Информация, направленная в ЦК КПСС за подписью В.В. Гришина, об откликах трудящихся Москвы на награждение Л.И. Брежнева второй Золотой Звездой Героя ЧССР и орденом Клемента Готвальда, ноябрь 1976 г. (приведены слова «простой труженицы»): «До глубины души взволновало меня вручение в Кремле Генеральному секретарю ЦК КПСС тов. Л.И. Брежневу высших наград Чехословакии. Миллионы советских людей испытывают чувство безграничной благодарности Леониду Ильичу за все то, что он сделал и делает для людей труда. С его именем неразрывно связаны крупнейшие достижения нашей страны в ее продвижении по пути коммунистического строительства»[1371].
Анализ настроений трудящихся Пролетарского района г. Москвы, февраль 1979 г.: «Единодушное одобрение и поддержка, энтузиазм»; май того же года: «Высокая политическая сознательность, трудовая активность, стремление преумножить богатство и мощь Отчизны»[1372].
Конечно, была в советском обществе и поддержка власти, и сознательность, и трудовая активность — но ясно, что далеко не единодушная и не такая «пафосная», как это было отражено в докладах чиновников. Были недовольные или просто индифферентные люди, что нормально для любого общества. В социуме имелись и усиливались разного рода проблемы. Однако местные власти боялись сообщать «наверх» об этом. Даже в информации, поступавшей от КГБ, сведения о «нездоровых» и «враждебных» настроениях порой давались в порядке исключения[1373], а когда Комитет предоставлял руководству страны достоверные сведения о ситуации в стране, очевидно, они противоречили позитивным докладам партийных органов, и это могло снижать значимость этих сведений.
Советские идеологи зачастую неадекватно оценивали изменения в массовом сознании. Они считали, что разного рода «негативные» настроения «являются своеобразной реакцией на ошибки, связанные с культом личности (это было близко к истине. — Ф.С.), а также недостатки, имеющие у нас место в некоторых областях хозяйственной жизни, особенно в сфере обслуживания», т. е. причины таких настроений сводили к «бытовому» уровню. В проблемах видели воздействие «враждебных социализму сил» из-за рубежа и «конфликтные ситуации в нашей экономике»[1374], но не изменения в социуме и массовом сознании.

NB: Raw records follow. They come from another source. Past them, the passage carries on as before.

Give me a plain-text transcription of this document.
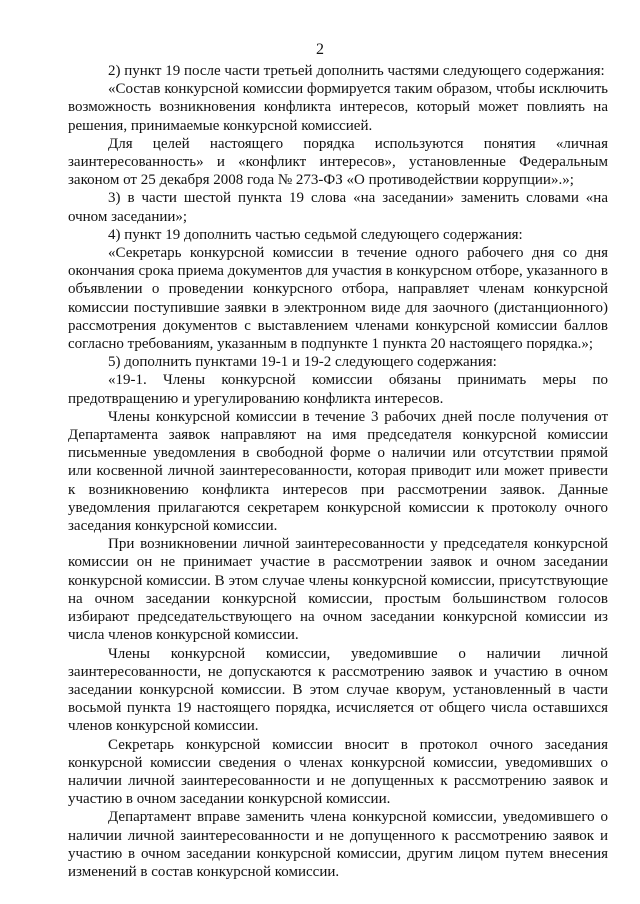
2

2) пункт 19 после части третьей дополнить частями следующего содержания:

«Состав конкурсной комиссии формируется таким образом, чтобы исключить возможность возникновения конфликта интересов, который может повлиять на решения, принимаемые конкурсной комиссией.

Для целей настоящего порядка используются понятия «личная заинтересованность» и «конфликт интересов», установленные Федеральным законом от 25 декабря 2008 года № 273-ФЗ «О противодействии коррупции».»;

3) в части шестой пункта 19 слова «на заседании» заменить словами «на очном заседании»;

4) пункт 19 дополнить частью седьмой следующего содержания:

«Секретарь конкурсной комиссии в течение одного рабочего дня со дня окончания срока приема документов для участия в конкурсном отборе, указанного в объявлении о проведении конкурсного отбора, направляет членам конкурсной комиссии поступившие заявки в электронном виде для заочного (дистанционного) рассмотрения документов с выставлением членами конкурсной комиссии баллов согласно требованиям, указанным в подпункте 1 пункта 20 настоящего порядка.»;

5) дополнить пунктами 19-1 и 19-2 следующего содержания:

«19-1. Члены конкурсной комиссии обязаны принимать меры по предотвращению и урегулированию конфликта интересов.

Члены конкурсной комиссии в течение 3 рабочих дней после получения от Департамента заявок направляют на имя председателя конкурсной комиссии письменные уведомления в свободной форме о наличии или отсутствии прямой или косвенной личной заинтересованности, которая приводит или может привести к возникновению конфликта интересов при рассмотрении заявок. Данные уведомления прилагаются секретарем конкурсной комиссии к протоколу очного заседания конкурсной комиссии.

При возникновении личной заинтересованности у председателя конкурсной комиссии он не принимает участие в рассмотрении заявок и очном заседании конкурсной комиссии. В этом случае члены конкурсной комиссии, присутствующие на очном заседании конкурсной комиссии, простым большинством голосов избирают председательствующего на очном заседании конкурсной комиссии из числа членов конкурсной комиссии.

Члены конкурсной комиссии, уведомившие о наличии личной заинтересованности, не допускаются к рассмотрению заявок и участию в очном заседании конкурсной комиссии. В этом случае кворум, установленный в части восьмой пункта 19 настоящего порядка, исчисляется от общего числа оставшихся членов конкурсной комиссии.

Секретарь конкурсной комиссии вносит в протокол очного заседания конкурсной комиссии сведения о членах конкурсной комиссии, уведомивших о наличии личной заинтересованности и не допущенных к рассмотрению заявок и участию в очном заседании конкурсной комиссии.

Департамент вправе заменить члена конкурсной комиссии, уведомившего о наличии личной заинтересованности и не допущенного к рассмотрению заявок и участию в очном заседании конкурсной комиссии, другим лицом путем внесения изменений в состав конкурсной комиссии.
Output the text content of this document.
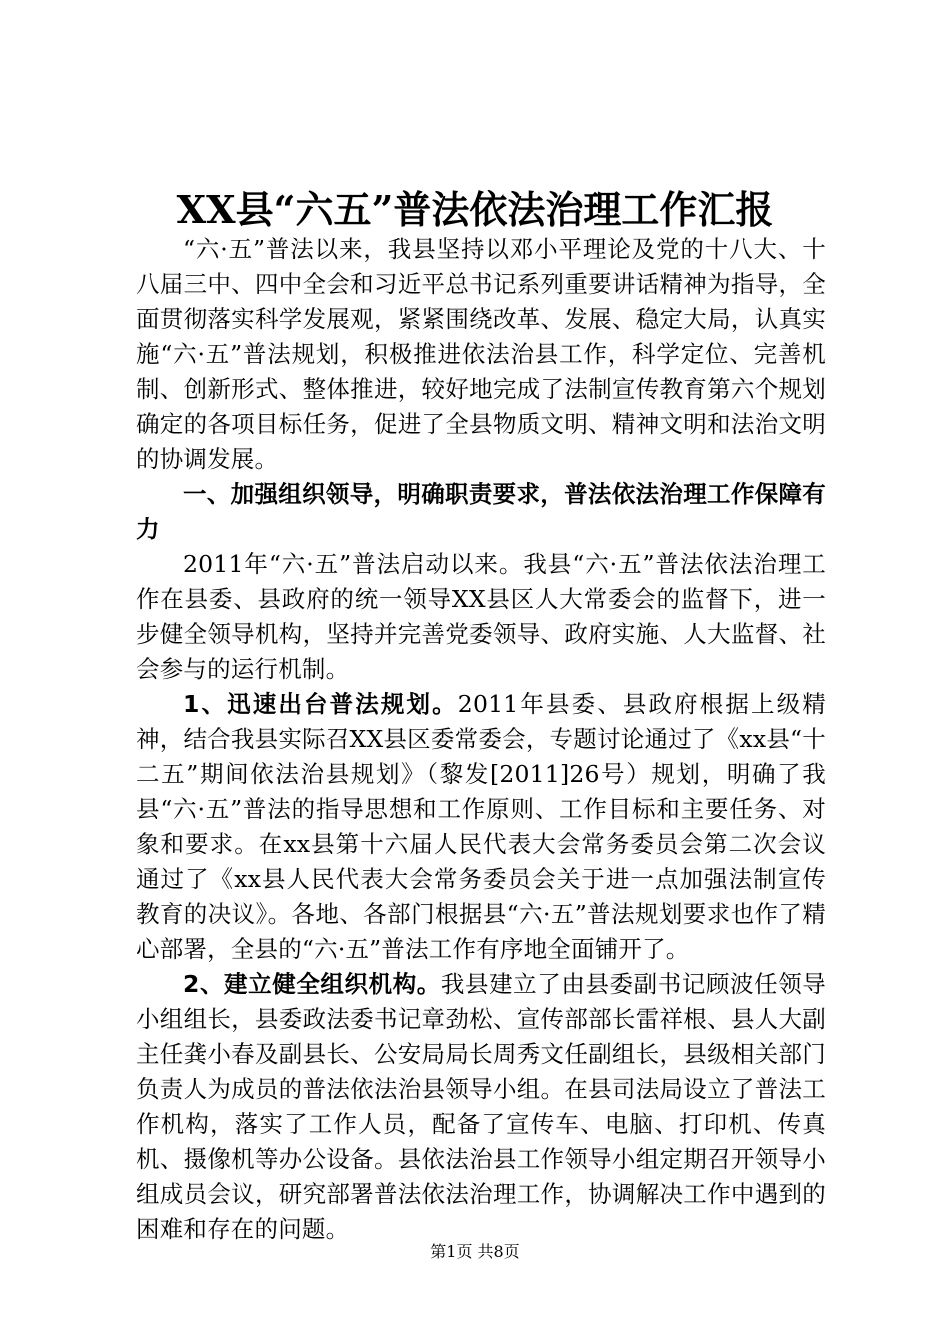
XX县“六五”普法依法治理工作汇报

“六·五”普法以来，我县坚持以邓小平理论及党的十八大、十八届三中、四中全会和习近平总书记系列重要讲话精神为指导，全面贯彻落实科学发展观，紧紧围绕改革、发展、稳定大局，认真实施“六·五”普法规划，积极推进依法治县工作，科学定位、完善机制、创新形式、整体推进，较好地完成了法制宣传教育第六个规划确定的各项目标任务，促进了全县物质文明、精神文明和法治文明的协调发展。

一、加强组织领导，明确职责要求，普法依法治理工作保障有力

2011年“六·五”普法启动以来。我县“六·五”普法依法治理工作在县委、县政府的统一领导XX县区人大常委会的监督下，进一步健全领导机构，坚持并完善党委领导、政府实施、人大监督、社会参与的运行机制。

1、迅速出台普法规划。2011年县委、县政府根据上级精神，结合我县实际召XX县区委常委会，专题讨论通过了《xx县“十二五”期间依法治县规划》（黎发[2011]26号）规划，明确了我县“六·五”普法的指导思想和工作原则、工作目标和主要任务、对象和要求。在xx县第十六届人民代表大会常务委员会第二次会议通过了《xx县人民代表大会常务委员会关于进一点加强法制宣传教育的决议》。各地、各部门根据县“六·五”普法规划要求也作了精心部署，全县的“六·五”普法工作有序地全面铺开了。

2、建立健全组织机构。我县建立了由县委副书记顾波任领导小组组长，县委政法委书记章劲松、宣传部部长雷祥根、县人大副主任龚小春及副县长、公安局局长周秀文任副组长，县级相关部门负责人为成员的普法依法治县领导小组。在县司法局设立了普法工作机构，落实了工作人员，配备了宣传车、电脑、打印机、传真机、摄像机等办公设备。县依法治县工作领导小组定期召开领导小组成员会议，研究部署普法依法治理工作，协调解决工作中遇到的困难和存在的问题。

第1页 共8页
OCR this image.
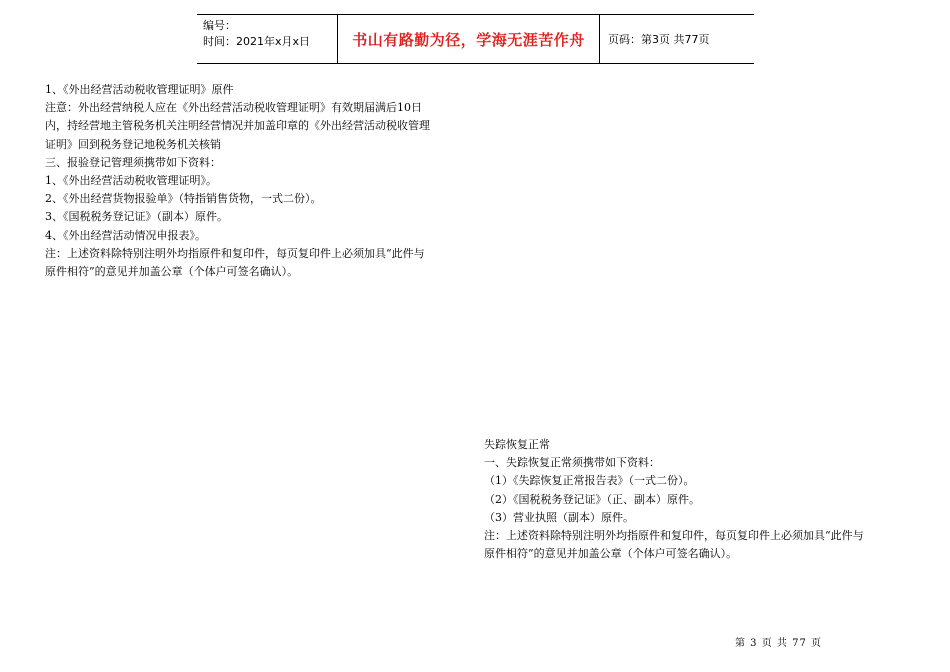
编号：
时间：2021年x月x日	书山有路勤为径，学海无涯苦作舟 页码：第3页 共77页

1、《外出经营活动税收管理证明》原件

注意：外出经营纳税人应在《外出经营活动税收管理证明》有效期届满后10日

内，持经营地主管税务机关注明经营情况并加盖印章的《外出经营活动税收管理

证明》回到税务登记地税务机关核销

三、报验登记管理须携带如下资料：

1、《外出经营活动税收管理证明》。

2、《外出经营货物报验单》（特指销售货物，一式二份）。

3、《国税税务登记证》（副本）原件。

4、《外出经营活动情况申报表》。

注：上述资料除特别注明外均指原件和复印件，每页复印件上必须加具“此件与

原件相符”的意见并加盖公章（个体户可签名确认）。

失踪恢复正常

一、失踪恢复正常须携带如下资料：

（1）《失踪恢复正常报告表》（一式二份）。

（2）《国税税务登记证》（正、副本）原件。

（3）营业执照（副本）原件。

注：上述资料除特别注明外均指原件和复印件，每页复印件上必须加具“此件与

原件相符”的意见并加盖公章（个体户可签名确认）。

第 3 页 共 77 页
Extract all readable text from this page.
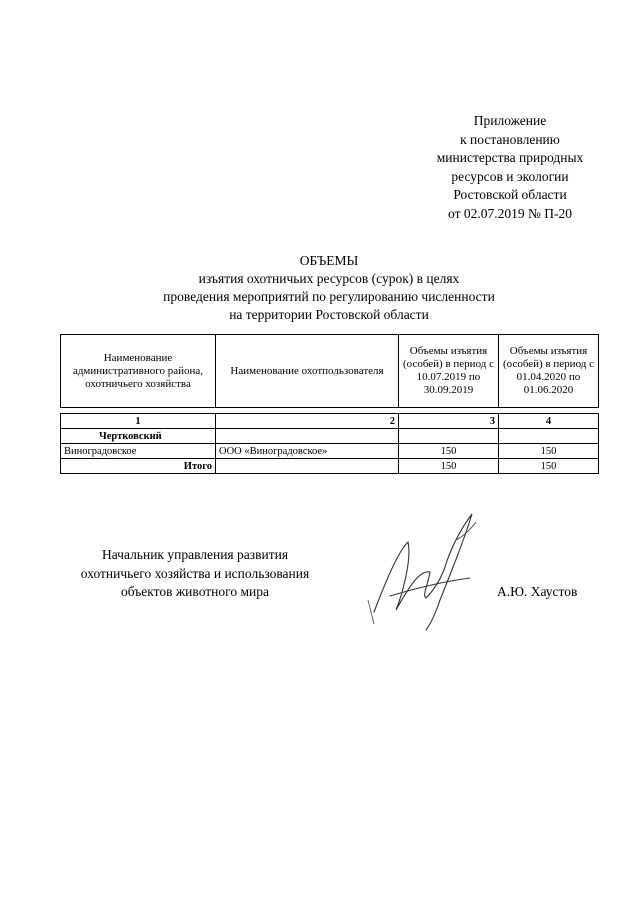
Приложение
к постановлению
министерства природных
ресурсов и экологии
Ростовской области
от 02.07.2019 № П-20
ОБЪЕМЫ
изъятия охотничьих ресурсов (сурок) в целях
проведения мероприятий по регулированию численности
на территории Ростовской области
Наименование административного района, охотничьего хозяйства	Наименование охотпользователя	Объемы изъятия (особей) в период с 10.07.2019 по 30.09.2019	Объемы изъятия (особей) в период с 01.04.2020 по 01.06.2020

1	2	3	4
Чертковский			
Виноградовское	ООО «Виноградовское»	150	150
Итого		150	150
Начальник управления развития
охотничьего хозяйства и использования
объектов животного мира	А.Ю. Хаустов
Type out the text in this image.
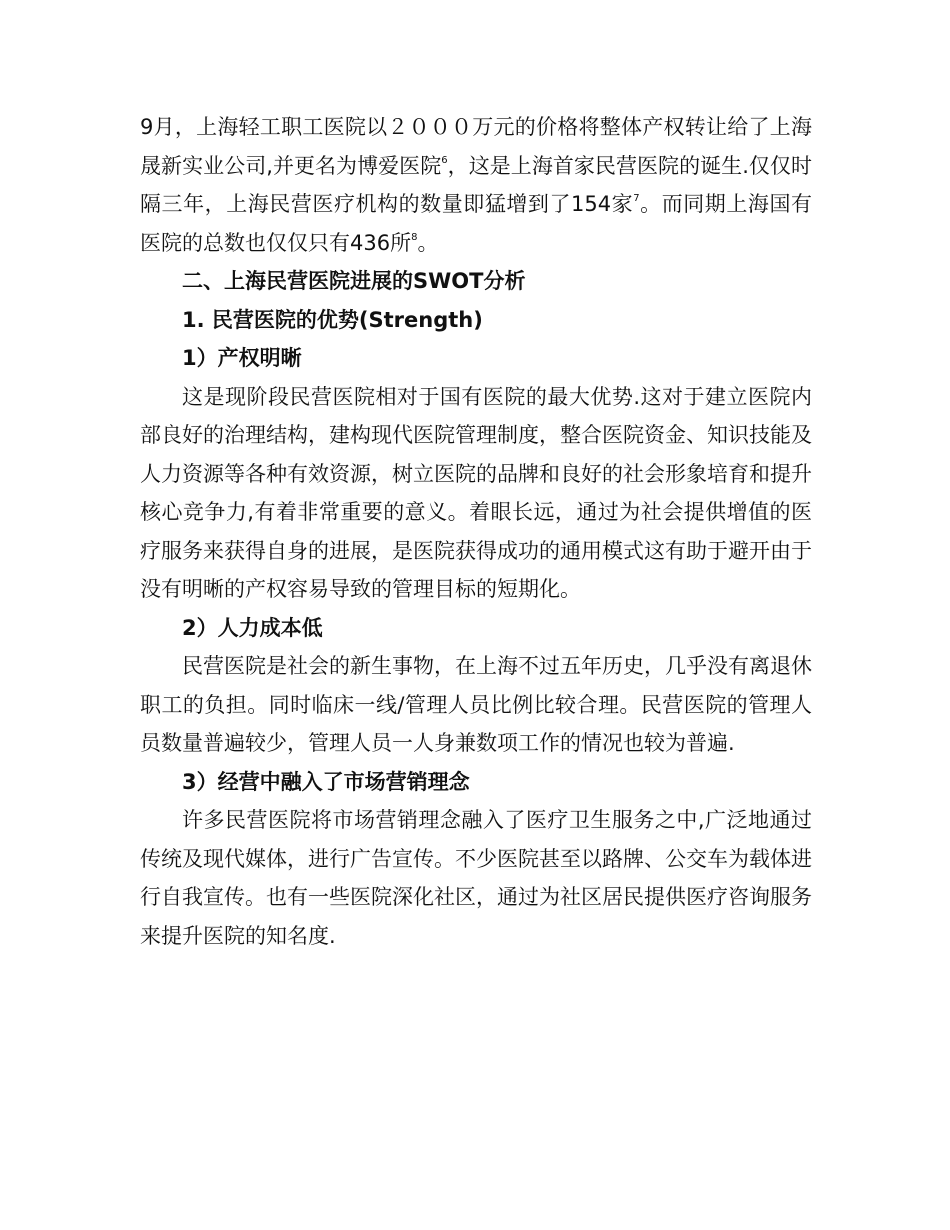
9月，上海轻工职工医院以２０００万元的价格将整体产权转让给了上海晟新实业公司,并更名为博爱医院$^6$，这是上海首家民营医院的诞生.仅仅时隔三年，上海民营医疗机构的数量即猛增到了154家$^7$。而同期上海国有医院的总数也仅仅只有436所$^8$。

二、上海民营医院进展的SWOT分析

1. 民营医院的优势(Strength)

1）产权明晰

这是现阶段民营医院相对于国有医院的最大优势.这对于建立医院内部良好的治理结构，建构现代医院管理制度，整合医院资金、知识技能及人力资源等各种有效资源，树立医院的品牌和良好的社会形象培育和提升核心竞争力,有着非常重要的意义。着眼长远，通过为社会提供增值的医疗服务来获得自身的进展，是医院获得成功的通用模式这有助于避开由于没有明晰的产权容易导致的管理目标的短期化。

2）人力成本低

民营医院是社会的新生事物，在上海不过五年历史，几乎没有离退休职工的负担。同时临床一线/管理人员比例比较合理。民营医院的管理人员数量普遍较少，管理人员一人身兼数项工作的情况也较为普遍.

3）经营中融入了市场营销理念

许多民营医院将市场营销理念融入了医疗卫生服务之中,广泛地通过传统及现代媒体，进行广告宣传。不少医院甚至以路牌、公交车为载体进行自我宣传。也有一些医院深化社区，通过为社区居民提供医疗咨询服务来提升医院的知名度.
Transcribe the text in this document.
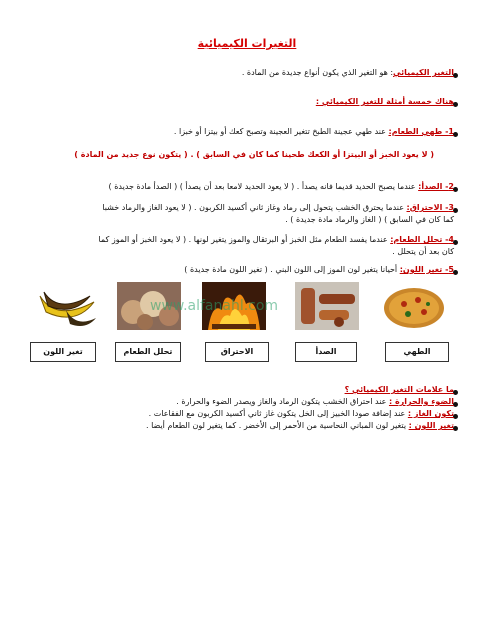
التغيرات الكيميائية
التغير الكيميائي: هو التغير الذي يكون أنواع جديدة من المادة .
هناك خمسة أمثلة للتغير الكيميائي :
1- طهي الطعام: عند طهي عجينة الطبخ تتغير العجينة وتصبح كعك أو بيتزا أو خبزا .
( لا يعود الخبز أو البيتزا أو الكعك طحينا كما كان في السابق ) . ( يتكون نوع جديد من المادة )
2- الصدأ: عندما يصبح الحديد قديما فانه يصدأ . ( لا يعود الحديد لامعا بعد أن يصدأ ) ( الصدأ مادة جديدة )
3- الاحتراق: عندما يحترق الخشب يتحول إلى رماد وغاز ثاني أكسيد الكربون . ( لا يعود الغاز والرماد خشبا
كما كان في السابق ) ( الغاز والرماد مادة جديدة ) .
4- تحلل الطعام: عندما يفسد الطعام مثل الخبز أو البرتقال والموز يتغير لونها . ( لا يعود الخبز أو الموز كما
كان بعد أن يتحلل .
5- تغير اللون: أحيانا يتغير لون الموز إلى اللون البني . ( تغير اللون مادة جديدة )
www.alfanahl.com
الطهي
الصدأ
الاحتراق
تحلل الطعام
تغير اللون
ما علامات التغير الكيميائي ؟
الضوء والحرارة : عند احتراق الخشب يتكون الرماد والغاز ويصدر الضوء والحرارة .
تكون الغاز : عند إضافة صودا الخبيز إلى الخل يتكون غاز ثاني أكسيد الكربون مع الفقاعات .
تغير اللون : يتغير لون المباني النحاسية من الأحمر إلى الأخضر . كما يتغير لون الطعام أيضا .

Г.Л. Смирнов полагал, что причиной снижения приверженности «идеалам» было несоответствие советской реальности сложившимся с детства у многих молодых граждан СССР романтическим и идеалистическим установкам (приверженность «идеям равенства, свободы, утверждения справедливости во всем мире, своей причастности к общему делу»). Когда в повседневной жизни они сталкивались «с различного рода коллизиями, черствостью, оскорблениями достоинства личности, нечуткостью, бюрократизмом», у них возникал «конфликт между воззрениями и реальностью»[1375]. Это так, но были и существенные «идеологические» причины для таких изменений.
Причину «деидеологизации» интеллигенции идеологи видели в стремлении просто «уйти от сложности жизни, от классовых конфликтов, проблем войны и мира, политической борьбы, замкнуться в кругу профессиональных или личных интересов»[1376], а не выхолащивание, «выветривание» самой идеологии, ее несоответствие нуждам дня. Обвиняли людей, но не себя, не партию, не идеологию.
Власти СССР не воспринимали особенности психологии человека. Например, они считали недопустимой музыку, «проповедующую пессимизм, отчаяние, неверие в будущее»[1377]. С такими настроениями пытались бороться, без понимания, что они — часть нормы, которая, как и другие эмоции человека, находит свое выражение в творчестве. Руководство страны хотело видеть исключительно всеобщую радость и оптимизм, а в реальной жизни так не бывает.
Произведения, посвященные любви и другим переживаниям человека, идеологи обвиняли в «мелкотемье» и уводе граждан СССР «от важнейших процессов, происходящих в нашей стране». Так, в сентябре 1968 г.